How long will rape be an “occupational hazard” of military service?

Last year when we aired our documentary feature, “An ‘Occupational Hazard’: Rape in the Military,” the Department of Defense estimated that there were 19,000 sexual assaults committed on an annual basis.  A new report was released this spring indicating that rate has increased almost 40-percent to 26,000 incidents a year.  Some progress has been made (women are now allowed to apply for combat roles), but the key obstacle still exists.  The reporting procedure for sexual assault still remains in the chain of command, which creates a conflict of interest in prosecuting those crimes.  Senator Kirsten Gillibrand has introduced an amendment to change that reporting procedure, but there is still stiff opposition amongst military brass – even amongst some of Gillibrand’s fellow Democrats.

 Sen. Rand Paul, R-Ky., center, speaks to reporters during a news conference about a bill regarding military sexual assault cases on Capitol Hill in Washington, Tuesday, July 16, 2013. Also pictured left to right: Sen. Chuck Grassley, R-Iowa; Sen. Kirsten Gillibrand, D-N.Y.; Sen. Ted Cruz, R-Texas; Sen. Barbara Boxer, D-Calif. (AP/Charles Dharapak)

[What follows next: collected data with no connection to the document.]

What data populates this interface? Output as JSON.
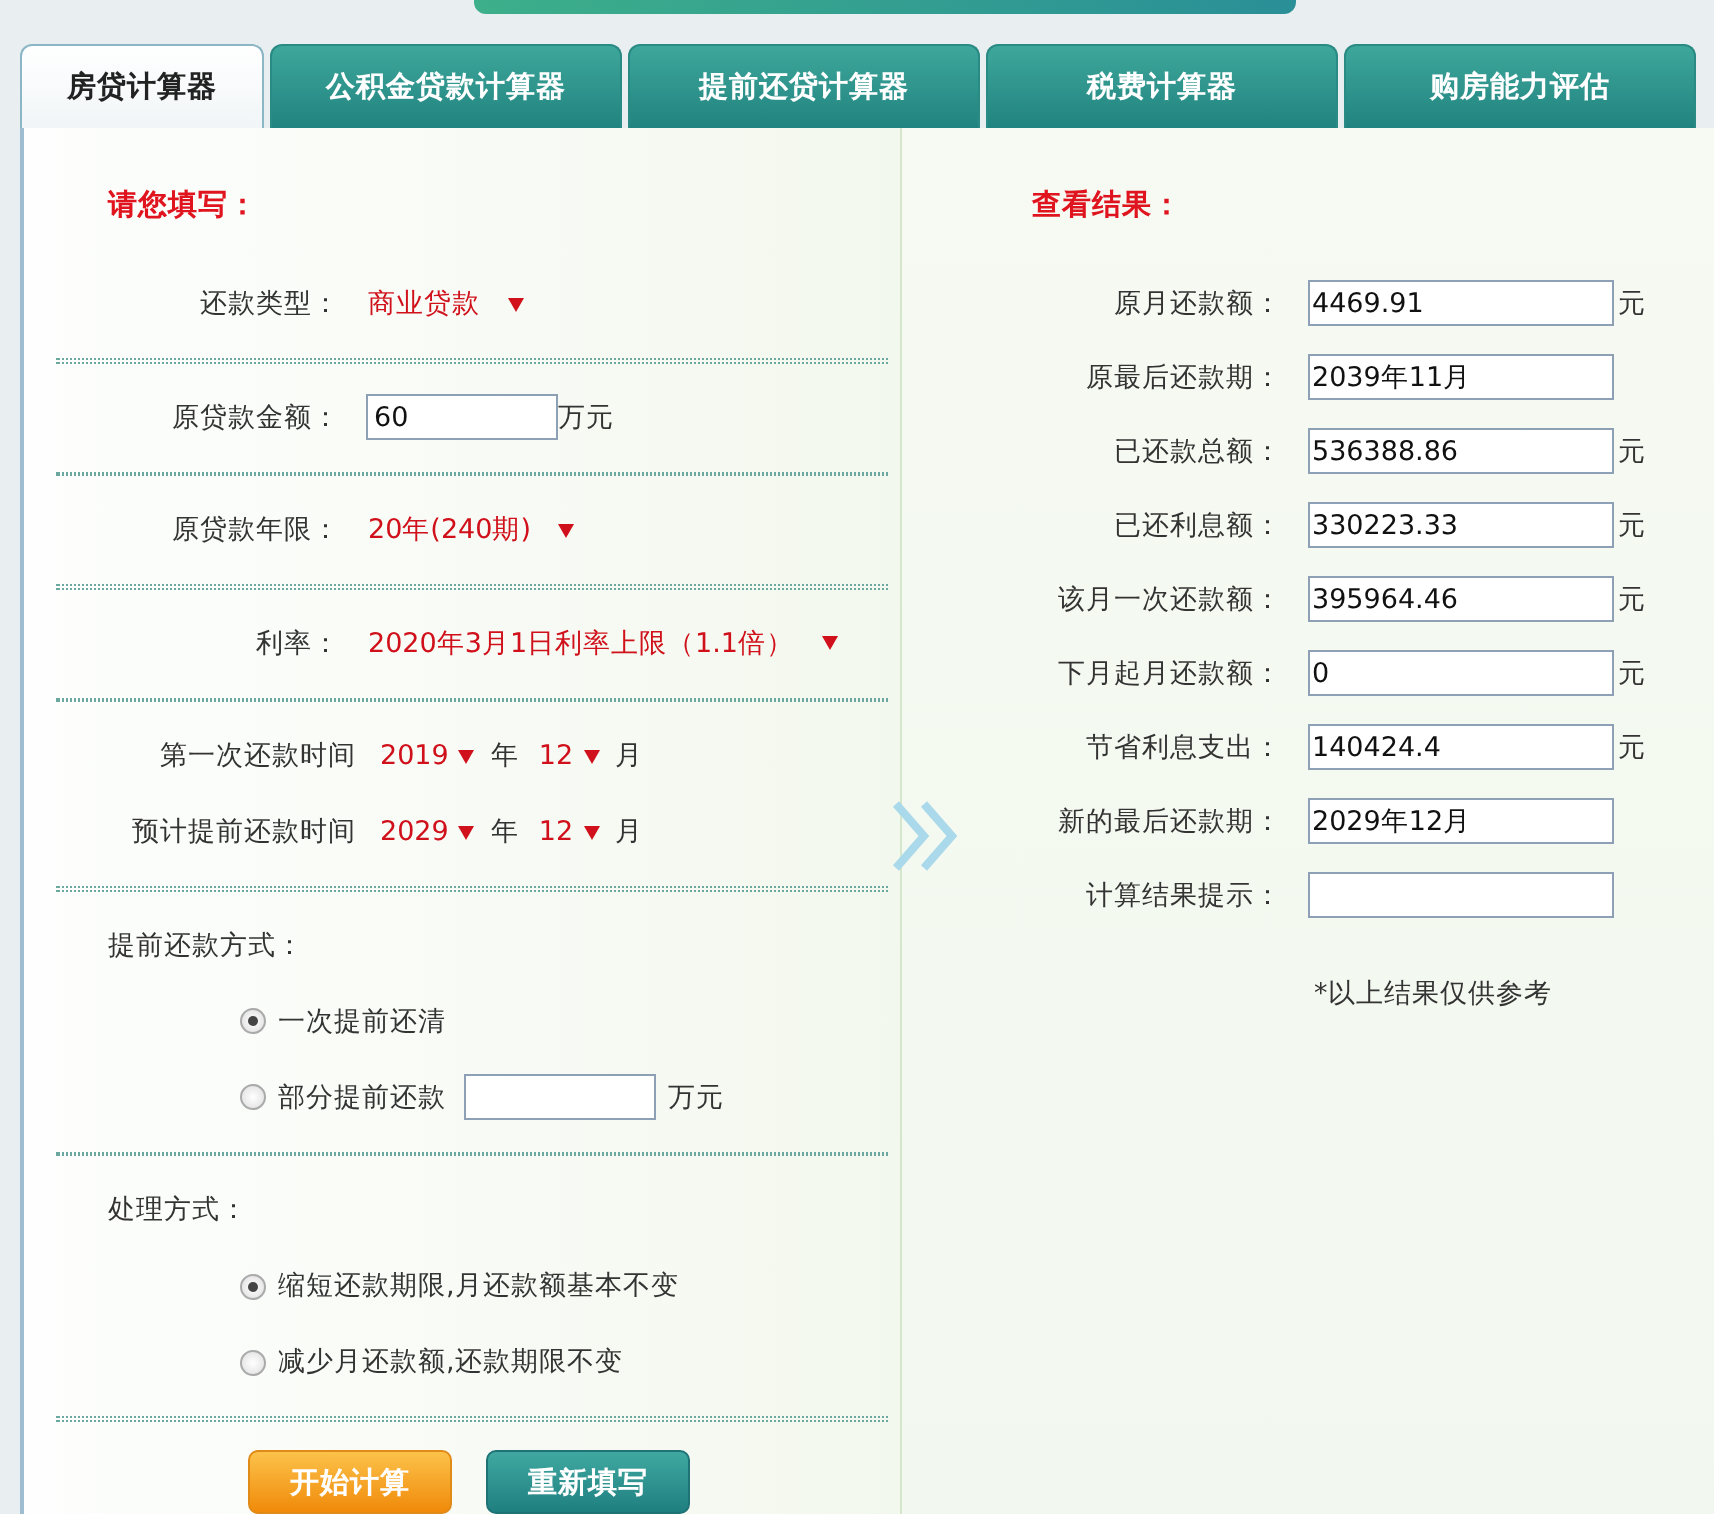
{
  "tabs": [
    {
      "label": "房贷计算器",
      "selected": true
    },
    {
      "label": "公积金贷款计算器",
      "selected": false
    },
    {
      "label": "提前还贷计算器",
      "selected": false
    },
    {
      "label": "税费计算器",
      "selected": false
    },
    {
      "label": "购房能力评估",
      "selected": false
    }
  ],
  "input_form": {
    "heading": "请您填写：",
    "sections": [
      [
        {
          "kind": "select",
          "label": "还款类型：",
          "value": "商业贷款"
        }
      ],
      [
        {
          "kind": "input",
          "label": "原贷款金额：",
          "value": "60",
          "unit": "万元"
        }
      ],
      [
        {
          "kind": "select",
          "label": "原贷款年限：",
          "value": "20年(240期)"
        }
      ],
      [
        {
          "kind": "select",
          "label": "利率：",
          "value": "2020年3月1日利率上限（1.1倍）"
        }
      ],
      [
        {
          "kind": "date",
          "label": "第一次还款时间",
          "year": "2019",
          "year_unit": "年",
          "month": "12",
          "month_unit": "月"
        },
        {
          "kind": "date",
          "label": "预计提前还款时间",
          "year": "2029",
          "year_unit": "年",
          "month": "12",
          "month_unit": "月"
        }
      ],
      [
        {
          "kind": "heading",
          "label": "提前还款方式："
        },
        {
          "kind": "radio",
          "label": "一次提前还清",
          "selected": true
        },
        {
          "kind": "radio",
          "label": "部分提前还款",
          "selected": false,
          "unit": "万元"
        }
      ],
      [
        {
          "kind": "heading",
          "label": "处理方式："
        },
        {
          "kind": "radio",
          "label": "缩短还款期限,月还款额基本不变",
          "selected": true
        },
        {
          "kind": "radio",
          "label": "减少月还款额,还款期限不变",
          "selected": false
        }
      ]
    ],
    "buttons": [
      {
        "label": "开始计算",
        "kind": "primary"
      },
      {
        "label": "重新填写",
        "kind": "secondary"
      }
    ]
  },
  "results": {
    "heading": "查看结果：",
    "rows": [
      {
        "label": "原月还款额：",
        "value": "4469.91",
        "unit": "元"
      },
      {
        "label": "原最后还款期：",
        "value": "2039年11月"
      },
      {
        "label": "已还款总额：",
        "value": "536388.86",
        "unit": "元"
      },
      {
        "label": "已还利息额：",
        "value": "330223.33",
        "unit": "元"
      },
      {
        "label": "该月一次还款额：",
        "value": "395964.46",
        "unit": "元"
      },
      {
        "label": "下月起月还款额：",
        "value": "0",
        "unit": "元"
      },
      {
        "label": "节省利息支出：",
        "value": "140424.4",
        "unit": "元"
      },
      {
        "label": "新的最后还款期：",
        "value": "2029年12月"
      },
      {
        "label": "计算结果提示："
      }
    ],
    "note": "*以上结果仅供参考"
  }
}
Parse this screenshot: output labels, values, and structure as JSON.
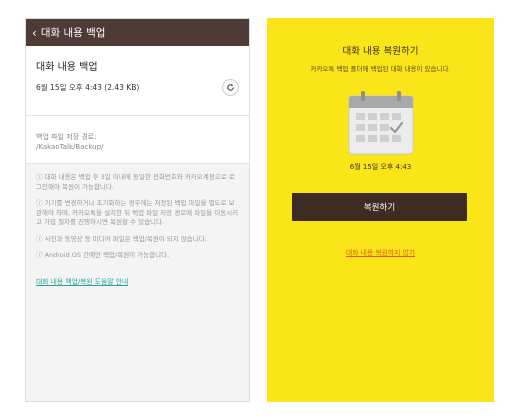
{
  "left": {
    "header_title": "대화 내용 백업",
    "card_title": "대화 내용 백업",
    "card_meta": "6월 15일 오후 4:43 (2.43 KB)",
    "path_label": "백업 파일 저장 경로:",
    "path_value": "/KakaoTalk/Backup/",
    "notes": [
      "ⓘ 대화 내용은 백업 후 3일 이내에 동일한 전화번호와 카카오계정으로 로그인해야 복원이 가능합니다.",
      "ⓘ 기기를 변경하거나 초기화하는 경우에는 저장된 백업 파일을 별도로 보관해야 하며, 카카오톡을 설치한 뒤 백업 파일 저장 경로에 파일을 이동시키고 가입 절차를 진행하시면 복원할 수 있습니다.",
      "ⓘ 사진과 동영상 등 미디어 파일은 백업/복원이 되지 않습니다.",
      "ⓘ Android OS 간에만 백업/복원이 가능합니다."
    ],
    "help_link": "대화 내용 백업/복원 도움말 안내"
  },
  "right": {
    "title": "대화 내용 복원하기",
    "subtitle": "카카오톡 백업 폴더에 백업된 대화 내용이 있습니다.",
    "date": "6월 15일 오후 4:43",
    "restore_button": "복원하기",
    "skip_link": "대화 내용 복원하지 않기"
  },
  "colors": {
    "header_bg": "#4e3b35",
    "yellow": "#fae518",
    "button_bg": "#3e2b24",
    "link_teal": "#2aa6a0",
    "link_orange": "#e05a1e"
  },
  "icons": {
    "back": "chevron-left-icon",
    "refresh": "refresh-icon",
    "calendar": "calendar-check-icon"
  }
}
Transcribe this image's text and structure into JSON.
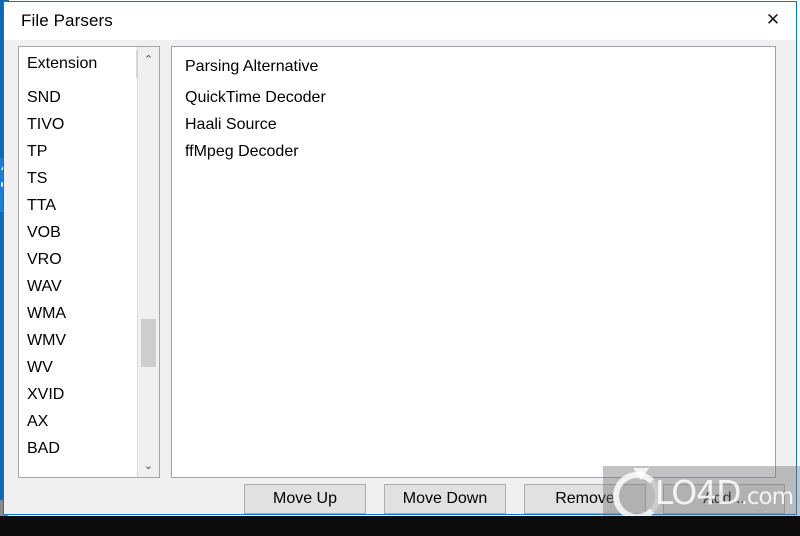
{
  "window": {
    "title": "File Parsers",
    "close_label": "✕",
    "accent_color": "#0078d7"
  },
  "extension_panel": {
    "column_header": "Extension",
    "items": [
      "SND",
      "TIVO",
      "TP",
      "TS",
      "TTA",
      "VOB",
      "VRO",
      "WAV",
      "WMA",
      "WMV",
      "WV",
      "XVID",
      "AX",
      "BAD"
    ],
    "scrollbar": {
      "up_arrow": "⌃",
      "down_arrow": "⌄"
    }
  },
  "parser_panel": {
    "column_header": "Parsing Alternative",
    "items": [
      "QuickTime Decoder",
      "Haali Source",
      "ffMpeg Decoder"
    ]
  },
  "buttons": {
    "move_up": "Move Up",
    "move_down": "Move Down",
    "remove": "Remove",
    "add": "Add..."
  },
  "watermark": {
    "brand": "LO4D",
    "suffix": ".com"
  }
}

Thursday’s show is an update to what’s happening, or not, related to military sexual trauma.

 

Paula Coughlin was a Lieutenant in the United States Navy who became a whistleblower in 1992, launching the investigation into what is known as the “Tailhook scandal.”  Now a board member for Protect Our Defenders, and angry that she’s still fighting this issue 22 years later.

 

In November 2012, Lt. Col James Wilkerson was convicted of aggravated sexual assault against a civilian contractor. He was dismissed from the Air Force and sentenced to one year in jail, but his commander overturned the conviction and freed the star pilot, reinstating him back into the Air Force.  Now Wilkerson has been reassigned to Davis-Monthan Air Force Base in Tucson, Arizona.  The victim’s brother, Dr. Stephen Hanks, lives in Tucson and he’ll discuss the ongoing humiliation for his family.

 

After the recent events related to sexual trauma in the military, Bob revisits Ariana and Ben Klay who were officers in the U.S. Marine Corps when Ariana was sexually assaulted in her home by two men, one a fellow Marine officer.  Ariana attempted suicide before both husband and wife resigned from the Marines due to a string of humiliating actions by the military in command.  Her attacker was one of the few prosecuted by court martial, but his conviction was lessened to “adultery.”  Ariana says what happened definitely was not consensual.  You can hear her and Ben describe their painful crime in our documentary which aired last July, “An ‘Occupational Hazard’: Rape in the Military.”